We might remain stubborn, wanting to live for our pleasures. And we might insist that God come to us on our terms. And we might even try to mold Jesus’ words to fit our twisted ideas. But the Spirit will not abandon us, nor withdraw God’s mercy from us.

He remains the true and faithful Promise of the Father that Our Lord gives. He will urge us to live like this matters, but He will not force us to love Him. He will offer to transform our ungodly energy, but He will not make us receive the Lord’s gracious gifts.

To breathe our poisoned air—that is why Our Blessed Lord descended into our lower parts. And to resuscitate and renew and reinvigorate us by His perfect and Holy Breath—that is why Jesus ascends.

With Our Lord’s ascension, all things are made new again. With Our Lord’s ascension, even the lonely and single are grafted into a family—the family of the Church.
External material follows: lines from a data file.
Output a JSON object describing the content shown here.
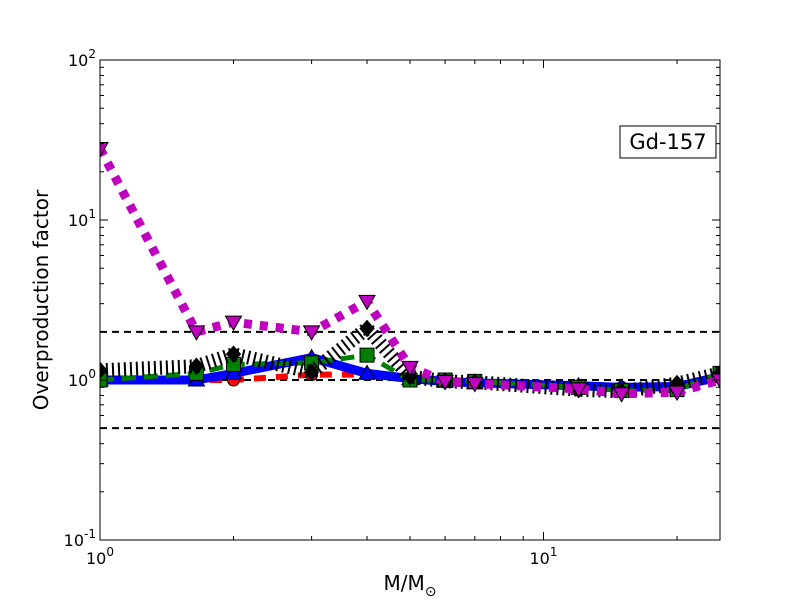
{
  "chart_data": {
    "type": "line",
    "title": "",
    "xlabel": "M/M",
    "xlabel_subscript": "⊙",
    "ylabel": "Overproduction factor",
    "annotation": "Gd-157",
    "xscale": "log",
    "yscale": "log",
    "xlim": [
      1,
      25
    ],
    "ylim": [
      0.1,
      100
    ],
    "x_ticks": [
      {
        "value": 1,
        "base": "10",
        "exp": "0"
      },
      {
        "value": 10,
        "base": "10",
        "exp": "1"
      }
    ],
    "y_ticks": [
      {
        "value": 0.1,
        "base": "10",
        "exp": "-1"
      },
      {
        "value": 1,
        "base": "10",
        "exp": "0"
      },
      {
        "value": 10,
        "base": "10",
        "exp": "1"
      },
      {
        "value": 100,
        "base": "10",
        "exp": "2"
      }
    ],
    "grid": false,
    "reference_lines": [
      2.0,
      1.0,
      0.5
    ],
    "reference_color": "#000000",
    "series": [
      {
        "color": "#ff0000",
        "marker": "circle",
        "dash": "12 10",
        "width": 6,
        "x": [
          1,
          1.65,
          2,
          3,
          4,
          5,
          6,
          7,
          12,
          15,
          20,
          25
        ],
        "y": [
          1.0,
          1.0,
          1.0,
          1.08,
          1.08,
          1.02,
          0.98,
          0.97,
          0.92,
          0.9,
          0.9,
          1.05
        ]
      },
      {
        "color": "#0000ff",
        "marker": "triangle-up",
        "dash": "",
        "width": 9,
        "x": [
          1,
          1.65,
          2,
          3,
          4,
          5,
          6,
          7,
          12,
          15,
          20,
          25
        ],
        "y": [
          1.0,
          1.0,
          1.1,
          1.38,
          1.1,
          1.02,
          0.98,
          0.96,
          0.92,
          0.9,
          0.91,
          1.05
        ]
      },
      {
        "color": "#008000",
        "marker": "square",
        "dash": "14 8",
        "width": 5,
        "x": [
          1,
          1.65,
          2,
          3,
          4,
          5,
          6,
          7,
          12,
          15,
          20,
          25
        ],
        "y": [
          1.0,
          1.1,
          1.25,
          1.28,
          1.43,
          1.0,
          1.0,
          0.98,
          0.9,
          0.86,
          0.87,
          1.1
        ]
      },
      {
        "color": "#000000",
        "marker": "diamond",
        "dash": "2 4",
        "width": 14,
        "x": [
          1,
          1.65,
          2,
          3,
          4,
          5,
          6,
          7,
          12,
          15,
          20,
          25
        ],
        "y": [
          1.15,
          1.22,
          1.45,
          1.12,
          2.1,
          1.05,
          0.98,
          0.97,
          0.87,
          0.85,
          0.95,
          1.1
        ]
      },
      {
        "color": "#bf00bf",
        "marker": "triangle-down",
        "dash": "8 8",
        "width": 9,
        "x": [
          1,
          1.65,
          2,
          3,
          4,
          5,
          6,
          7,
          12,
          15,
          20,
          25
        ],
        "y": [
          28,
          2.0,
          2.3,
          2.0,
          3.1,
          1.2,
          0.98,
          0.95,
          0.88,
          0.82,
          0.84,
          1.0
        ]
      }
    ]
  }
}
With Our Lord’s ascension, even our bodies which cause us so much trouble can be transfigured as His was. And with Our Lord’s ascension, even our minds and souls which are liable to sin can be converted and renewed.

And so Our Lord Jesus ascends, not to leave us to work out our own life. Rather, Christ Our Lord ascends so that all that you might become all that He is. He ascends so that, by His Spirit, He may descend into each one of us—into our hopes and aspirations, into our cells and corpuscles, into our muscles and joints, into our skin and bones, into our flesh and blood. Christ Our Lord ascends all so that He might live and move and have His being in you. Christ Our Lord ascends all so that God might truly and really live and dwell in you.

And Our Lord Jesus ascends so that we might ascend, in our bodies, with Him and stand with Him in heavenly places; so that the entirety of our human nature, body and soul, might enter the kingdom of heaven; so that we might, in our bodies, actually stand, converse, and communion intimately with our Father.

To this Lord Jesus, who sent the Promise of the Father so that we might live in Him, belongs all glory, honor and worship.